University of Nottingham Futsal is a futsal club based at the University of Nottingham, Nottinghamshire, England. It competes in the FA National Futsal Super League, the highest standard of futsal in England.

==History==

The club was founded in July 2012 after a meeting between Martyn Ware, Daniel Slater and James Moore. After success in university competitions, the club entered the FA National Futsal League in 2013/14 in North Division 2. After a couple of competitive years, the club was selected as an elite group of 16 clubs to make up the 2015/16 FA National Futsal Super League.
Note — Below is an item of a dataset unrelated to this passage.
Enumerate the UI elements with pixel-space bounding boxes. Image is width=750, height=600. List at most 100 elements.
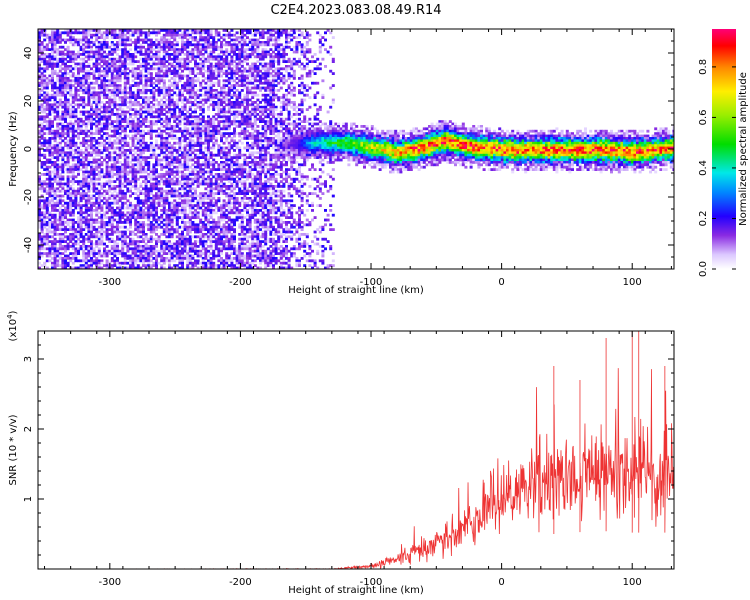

Shortly after, the club was nominated for the BUCS University Club of the Year.

===Results===

The club's final league positions in the FA National Futsal League are listed below

| Season | Division | Position | Notes |
|---|---|---|---|
| 2013/14 | North Division 2 | 4th | Debut season in the FA National Futsal League |
| 2014/15 | North Division 2 | 2nd | Promoted to Super League North |
| 2015/16 | Super League North | 7th |  |
| 2016/17 | Super League North | 6th | Relegated to North Division 1 following league restructure |
| 2017/18 | North Division 1 | 2nd |  |
| 2018/19 | North Division 1 |  | In progress |

== Venue ==

The club currently plays its FA National Futsal League matches at Sutton Bonington Sports Centre, in Leicestershire. From season 2015/16, the club will be moving into the newly constructed £40m David Ross Sports Village, at University Park, Nottingham.

== Teams ==

The club is one of the largest in the country, catering for a wide demographic of players. Whilst initially launched with a single male students' team, it has grown to have four men's students' teams, three women's students' teams, an FA National Futsal League team and an Academy for youth players.